Truesdale and Namba-Mauricio had to submit videos to show a normal lesson as part of a foundation pilot project in some schools to see interaction and excitement of students.

"What I tried to do was to address the multiple ways kids learn," Truesdale said, with demonstrations, laboratory work and assessments where they analyze what they learned to see if they could apply it.

Truesdale teaches chemistry to 11th- and 12th-graders at Kamehameha Schools and conducts a summer research program for ninth- to 12th-graders, working on projects for the state science fair.

"My program starts kids doing Hawaiian medicinal plant studies, and in the summer I start kids on DNA research and cellular biology," he said, adding that it is cultural as well as scientific.

Lee teaches mathematics to second-graders at Iolani, where he was once a student. When he began teaching there in 1978, he said, "We had very traditional kinds of math classes, out of textbooks."

He and a colleague, Jeanne Chun, who has since retired, decided after 10 years to develop their own math curriculum, he said, adding that part of his award belongs to her.

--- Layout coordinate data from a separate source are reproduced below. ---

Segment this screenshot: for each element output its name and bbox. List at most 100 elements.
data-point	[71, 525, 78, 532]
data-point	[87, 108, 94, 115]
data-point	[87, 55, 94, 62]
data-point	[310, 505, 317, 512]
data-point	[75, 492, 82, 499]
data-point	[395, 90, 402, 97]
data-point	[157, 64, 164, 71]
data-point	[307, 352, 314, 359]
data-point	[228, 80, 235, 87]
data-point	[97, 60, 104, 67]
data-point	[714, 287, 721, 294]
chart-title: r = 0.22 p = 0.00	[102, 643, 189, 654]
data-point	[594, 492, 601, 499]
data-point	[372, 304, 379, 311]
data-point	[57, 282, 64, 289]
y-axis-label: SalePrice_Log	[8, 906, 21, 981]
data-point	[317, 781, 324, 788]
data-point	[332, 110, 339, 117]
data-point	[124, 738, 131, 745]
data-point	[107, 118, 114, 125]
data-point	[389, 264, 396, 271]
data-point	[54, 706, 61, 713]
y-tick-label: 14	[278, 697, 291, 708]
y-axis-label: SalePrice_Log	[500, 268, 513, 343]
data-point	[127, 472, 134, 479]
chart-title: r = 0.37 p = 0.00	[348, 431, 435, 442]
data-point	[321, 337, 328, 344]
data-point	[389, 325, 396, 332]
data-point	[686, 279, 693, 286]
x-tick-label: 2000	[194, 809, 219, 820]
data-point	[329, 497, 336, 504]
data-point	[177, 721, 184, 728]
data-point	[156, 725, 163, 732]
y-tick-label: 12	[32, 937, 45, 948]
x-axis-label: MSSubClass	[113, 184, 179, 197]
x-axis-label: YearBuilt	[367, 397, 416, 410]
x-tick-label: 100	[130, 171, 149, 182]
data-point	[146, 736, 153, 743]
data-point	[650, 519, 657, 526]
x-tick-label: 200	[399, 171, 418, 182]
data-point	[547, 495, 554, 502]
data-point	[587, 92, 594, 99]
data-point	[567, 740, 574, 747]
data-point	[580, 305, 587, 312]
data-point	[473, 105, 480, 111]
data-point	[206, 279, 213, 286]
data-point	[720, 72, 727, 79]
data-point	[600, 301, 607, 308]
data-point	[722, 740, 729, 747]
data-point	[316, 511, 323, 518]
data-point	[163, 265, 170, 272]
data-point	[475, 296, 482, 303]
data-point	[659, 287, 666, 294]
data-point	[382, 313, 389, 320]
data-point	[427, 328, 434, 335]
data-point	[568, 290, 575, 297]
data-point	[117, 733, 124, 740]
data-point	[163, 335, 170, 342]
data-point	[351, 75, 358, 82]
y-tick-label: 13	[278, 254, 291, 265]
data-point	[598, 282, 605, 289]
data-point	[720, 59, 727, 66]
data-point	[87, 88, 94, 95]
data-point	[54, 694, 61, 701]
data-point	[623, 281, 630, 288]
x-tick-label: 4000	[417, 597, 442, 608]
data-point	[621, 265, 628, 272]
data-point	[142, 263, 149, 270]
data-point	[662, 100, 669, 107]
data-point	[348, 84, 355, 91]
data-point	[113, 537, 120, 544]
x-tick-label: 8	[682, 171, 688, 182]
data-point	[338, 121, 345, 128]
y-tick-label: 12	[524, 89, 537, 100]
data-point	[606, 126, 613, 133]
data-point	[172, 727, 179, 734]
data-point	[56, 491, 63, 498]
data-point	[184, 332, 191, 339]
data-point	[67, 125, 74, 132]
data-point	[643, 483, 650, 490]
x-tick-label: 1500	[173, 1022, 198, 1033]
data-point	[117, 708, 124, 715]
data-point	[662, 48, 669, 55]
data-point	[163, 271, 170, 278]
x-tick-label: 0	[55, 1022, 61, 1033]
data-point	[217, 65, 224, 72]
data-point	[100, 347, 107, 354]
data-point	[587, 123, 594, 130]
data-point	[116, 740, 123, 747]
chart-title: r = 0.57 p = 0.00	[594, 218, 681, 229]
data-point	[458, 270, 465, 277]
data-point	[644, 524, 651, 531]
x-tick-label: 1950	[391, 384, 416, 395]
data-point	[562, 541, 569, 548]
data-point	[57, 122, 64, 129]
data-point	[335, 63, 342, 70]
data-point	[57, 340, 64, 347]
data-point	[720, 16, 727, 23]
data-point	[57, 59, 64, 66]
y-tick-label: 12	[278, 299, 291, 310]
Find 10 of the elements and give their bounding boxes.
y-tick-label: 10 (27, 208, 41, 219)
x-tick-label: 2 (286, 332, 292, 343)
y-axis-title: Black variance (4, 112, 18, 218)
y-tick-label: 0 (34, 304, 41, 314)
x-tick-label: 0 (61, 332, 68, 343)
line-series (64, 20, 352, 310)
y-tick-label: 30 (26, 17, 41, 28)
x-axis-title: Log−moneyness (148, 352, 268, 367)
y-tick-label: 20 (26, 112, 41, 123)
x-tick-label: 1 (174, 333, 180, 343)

He teaches kids metric measurement, in particular linear measurement, trying to make it relevant and fun, he said.

Although the United States is one of three countries that has not adopted the metric system, he feels it is important for children to know it.

He said he and Chun built activities on a system developed by University of Hawaii professor Irvin King using monster cartoon characters to teach children about metric measurements.

Gottlieb teaches calculus and pre-algebra to ninth- and 12th-graders at Pearl City High School, where he was a student.

He tries to make mathematics come alive for students "so it's not just stuff in a textbook. It can be used to make decisions about the world and your life."

In his award application, he showcased a trigonometry lesson in which students gathered climate data from the Internet on cities around the world.

They used graphing calculators to look at the data and explain the trends mathematically to represent a pattern, he said. They extrapolated the data to look at the global climate picture and relate that to global warming, he said.

Namba-Mauricio submitted a video on "The Death of a Damselfish," which died in a saltwater aquarium in her second-grade class.

She had the students set up the aquarium as part of a broad, year-long study of coral reefs with reef walks and field trips to Sea Life Park and Waikiki Aquarium.

The children are responsible for maintaining the aquarium, recording daily observations of the animals, feeding and water quality. "They become passionate, and they find that research has a purpose," Namba-Mauricio said.

Their challenge is to keep the marine specimens alive, which involves understanding their diet, habitat, method of protection and enemies, she said.

When the damselfish died, Namba-Mauricio said she recorded the children going through a scientific inquiry process to examine possible reasons for the death.

Conservation is stressed, and the children debate the ethics of whether animals should be taken from the ocean for the class aquarium, she said.